I believe that as a propaganda official Wu Hao’s objective was to come up with some fresh ways of doing things, and to draw more public attention to this affair — and these efforts deserve some affirmation. But the problems that have emerged in this process must also be considered carefully. And one of these issues is the lack of clarity in defining roles.
There is no question that this investigative team garnered such broad attention because it was organized by Yunnan’s provincial propaganda office. Wu Hao has said that “quickly exposing the facts, discovering the facts, investigating the facts and presenting the facts” was the responsibility of the propaganda office, and that’s why he stepped into the picture and came up with the idea of letting investigative team members go to the detention center.
At that time his role was as deputy head of the provincial propaganda office, and he had behind him a definite degree of official resources. Nevertheless, he was at the same time playing the role of netizen. His way of organizing the investigative team was through an entirely personal online act.
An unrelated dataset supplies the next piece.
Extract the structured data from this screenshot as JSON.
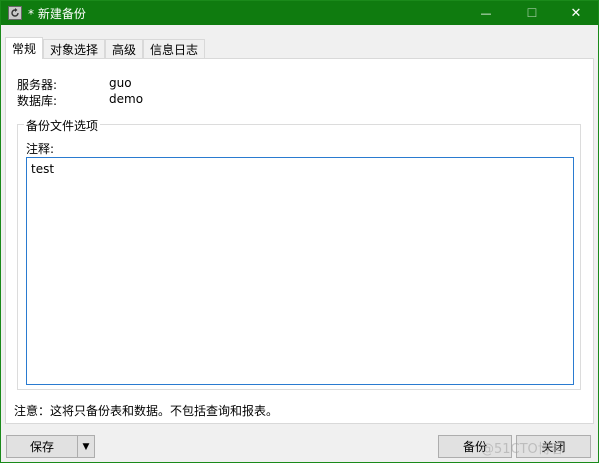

He started by putting out information through his own QQ group, and then chose the director and deputy head [of the investigative team] according to the order of Web users signing up. Once the results of the investigation came out, he even said in his capacity as a Web user: “I too am unsatisfied.” Faced with public skepticism, he came clean by releasing his online chat record.
It’s not a problem for a person to take on separate roles . . . But you should not conduct business according to one role and then transfer this business onto another role. And you must not, more to the point, carry out official business in a private capacity. Strictly speaking, “Web friends” (网友) are friends. How can you organize a bunch of friends to enter a detention center in violation of legal procedures and investigate a public incident (公众事件) in your capacity as deputy head of the propaganda office?
Confusing public and private identities is not a special invention of Wu Hao’s — it is a time-honored tradition among our leaders, and can even be regarded as an effective way of doing work . . . And if you’re taking on a role as a close buddy everyone likes, then the role of “Web friend” is a new and popular one . . . Web users also enjoy it when high-level officials come out and chat as Web users . . .
But this now routine method disguises a serious problem. There is a passage in the Analects in which Zi Lu (子路) asks Confucius: “If you had an opportunity to govern, what is the first thing you would do?” Confucius answers him: “First you must have the right title and claim.” Then he said: “If you don’t have the right title and claim, then your words have no weight, and if your words have no weight then none of your affairs will be accomplished.” I remember Leung Man-to (梁文道) once wrote in an essay that after the American president came to office even his fast friends had to address him as “Mr. President.” This is because “the president is an institutional title,” [wrote Leung]. On the day of President Obama’s inauguration, an editorial in the Financial Times had a line that made a deep impression on me: “This is a great gathering not of fans but of citizens.”
Among our leaders there are many “netizens,” many icons and many kindly elders. But we must remember that once they take up their government posts, these are not their identities — they become officials. And our identities should not be as “Web friends” or fans or as junior kids [to kindly elders], but as citizens. With the right title our words carry weight (名正言顺) — in today’s world this principle [from the Analects remains an important one].